Ceux qui suivent cette file depuis son début savent que nous n’avons, contrairement à ce qui est cru habituellement, pas conservé en notre possession le texte précis, à la lettre près, de la Torah.
Il n’est donc pas surprenant d’observer qu’il existe plusieurs traditions concurrentes quant à savoir quelles lettres, dans la liste des 10 fils de Haman, doivent être mentionnées en écriture plus petite.
C’est ainsi que le Tanakh, édition Soncino, contient une petite lettre supplémentaire, un Tav. La valeur numérique de cette lettre est de 400, ce qui rajouterait apparemment 400 ans pour la prédiction de la mort des dignitaires nazis.
Les Tanakhim, édition Kapach, quant à eux, omettent le petit Zayin (valeur numérique 7). Les nazis auraient ainsi du être mis à mort 7 ans auparavant.
Je suis convaincu qu’il existe encore bien d’autres versions, si l’on examine l’ensemble des manuscrits de la Meguila en notre possession.
Quelle version du texte est correcte ? Il est naturellement impossible de répondre à cette question. Mais ce qu’il est possible de conclure, en revanche, est que le texte utilisé dans les séminaires de Kirouv n’a aucune garantie d’authenticité, alors que toute la preuve repose justement sur son exactitude.
f) Existe-t-il une allusion au millénaire du procès de Nuremberg dans la Meguila?
Non. Un grand Vav (valeur numérique 6) ne signifie en aucun cas que l’événement se passera pendant le sixième millénaire.
Rappelons que, en règle générale, on indique la date juive sans mention du millénaire – 5768 est mentionné «תשסח», soit 768 seulement, par exemple. En effet, il est très souvent évident de savoir dans quel millénaire l’on est.
Les rares fois où cela est nécessaire de mentionner le millénaire, cela se fait de la manière suivante : « ה'תשסח », en ajoutant un Heh à la valeur numérique de 5.
Jamais personne n’a indiqué le sixième millénaire par un Vav.
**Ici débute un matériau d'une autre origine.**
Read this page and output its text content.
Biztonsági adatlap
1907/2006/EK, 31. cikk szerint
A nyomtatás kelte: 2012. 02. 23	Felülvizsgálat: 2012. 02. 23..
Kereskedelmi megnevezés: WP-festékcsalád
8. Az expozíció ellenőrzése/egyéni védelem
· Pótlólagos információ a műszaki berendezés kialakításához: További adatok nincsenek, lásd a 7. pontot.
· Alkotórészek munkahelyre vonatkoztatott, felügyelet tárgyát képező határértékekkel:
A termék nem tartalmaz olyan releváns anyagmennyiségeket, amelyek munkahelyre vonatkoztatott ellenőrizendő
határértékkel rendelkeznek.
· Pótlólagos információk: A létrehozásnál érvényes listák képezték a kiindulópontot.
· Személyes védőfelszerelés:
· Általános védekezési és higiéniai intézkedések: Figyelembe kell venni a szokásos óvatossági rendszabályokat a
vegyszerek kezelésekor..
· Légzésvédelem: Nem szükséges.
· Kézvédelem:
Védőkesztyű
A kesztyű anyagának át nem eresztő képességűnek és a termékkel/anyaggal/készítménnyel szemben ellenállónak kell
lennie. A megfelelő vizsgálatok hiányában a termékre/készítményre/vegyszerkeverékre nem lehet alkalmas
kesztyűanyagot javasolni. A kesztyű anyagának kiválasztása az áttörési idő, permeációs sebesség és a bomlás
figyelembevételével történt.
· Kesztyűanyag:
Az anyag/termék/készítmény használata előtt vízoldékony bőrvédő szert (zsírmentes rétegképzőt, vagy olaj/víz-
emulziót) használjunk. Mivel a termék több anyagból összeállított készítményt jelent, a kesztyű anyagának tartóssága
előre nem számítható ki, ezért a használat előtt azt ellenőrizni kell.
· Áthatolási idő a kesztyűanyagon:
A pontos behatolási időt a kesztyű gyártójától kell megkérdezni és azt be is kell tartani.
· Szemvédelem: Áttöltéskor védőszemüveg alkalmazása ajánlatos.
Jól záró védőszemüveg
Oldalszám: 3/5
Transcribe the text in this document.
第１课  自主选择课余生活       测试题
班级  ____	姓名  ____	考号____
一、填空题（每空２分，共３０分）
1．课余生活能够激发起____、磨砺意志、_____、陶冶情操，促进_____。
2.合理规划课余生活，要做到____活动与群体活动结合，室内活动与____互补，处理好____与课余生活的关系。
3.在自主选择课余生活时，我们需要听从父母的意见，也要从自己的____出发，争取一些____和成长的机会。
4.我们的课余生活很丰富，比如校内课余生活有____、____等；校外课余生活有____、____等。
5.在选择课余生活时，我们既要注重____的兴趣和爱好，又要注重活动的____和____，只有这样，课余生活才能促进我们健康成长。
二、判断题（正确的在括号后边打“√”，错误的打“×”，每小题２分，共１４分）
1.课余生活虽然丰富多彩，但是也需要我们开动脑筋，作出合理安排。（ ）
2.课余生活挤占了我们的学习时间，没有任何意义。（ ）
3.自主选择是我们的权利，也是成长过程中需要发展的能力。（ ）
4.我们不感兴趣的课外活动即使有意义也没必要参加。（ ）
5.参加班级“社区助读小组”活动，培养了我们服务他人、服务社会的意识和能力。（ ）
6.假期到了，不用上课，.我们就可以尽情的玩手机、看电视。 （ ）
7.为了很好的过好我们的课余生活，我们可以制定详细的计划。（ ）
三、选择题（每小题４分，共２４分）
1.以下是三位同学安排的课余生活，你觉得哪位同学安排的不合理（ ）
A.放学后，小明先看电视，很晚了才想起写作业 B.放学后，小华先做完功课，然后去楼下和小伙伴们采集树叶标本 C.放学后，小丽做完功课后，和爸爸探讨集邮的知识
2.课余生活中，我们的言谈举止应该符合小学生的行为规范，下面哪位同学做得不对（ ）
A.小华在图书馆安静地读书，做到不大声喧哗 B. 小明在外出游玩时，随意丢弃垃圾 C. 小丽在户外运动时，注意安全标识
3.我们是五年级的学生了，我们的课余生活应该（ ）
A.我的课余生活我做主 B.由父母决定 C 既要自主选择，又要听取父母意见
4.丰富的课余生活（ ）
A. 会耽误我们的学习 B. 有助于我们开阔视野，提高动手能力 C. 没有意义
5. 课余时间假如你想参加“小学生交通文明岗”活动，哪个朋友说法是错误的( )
Si Dieu a voulu faire une allusion aux années 5000-5999, comme le prétendent les organisations de Kirouv, n'aurait-Il pas respecté les usages pour l’écriture de la date ?
(Une remarque en passant : notre usage de faire démarrer notre calendrier à la création du monde est relativement récente. Pendant la période du Deuxième Temple et jusqu’après la Guemara, on comptait selon le « Mynian Chtarot », soit depuis le début de la monarchie des Séleucides, en l’an 3448 de la Création.).
g) Est-il surprenant que Streicher ait crié « Pourim 1946 » ?
Non. Streicher était l’éditeur en chef de « der Stuermer », le journal de propagande nazi. En tant que tel, il était très au courant de la culture juive, et utilisait cette connaissance aux fins de sa propagande.
Vous pouvez lire ici des extraits du livre du fameux historien Saul Friedlaender « Nazi Germany and the Jews » :
http://menachemmendel.net/blog/2008/03/20/purim-der-sturmer-and-the-nazis/
Le point important, c’est que Pourim était une fête importante pour la propagande nazie. Dans leur vision distordue des choses, Pourim démontrait que les Juifs étaient cruels, cupides, avides de sang. En effet, le récit de la Meguila mentionne explicitement que les Juifs tuèrent des milliers de citoyens perses !
Pourim apparaissait, de manière répétitive, dans les films nazis tels « Der Ewige Jude » de Fritz Hippler, dans des caricatures diverses, etc. Voyez les images copiées sur le site web ci-dessus.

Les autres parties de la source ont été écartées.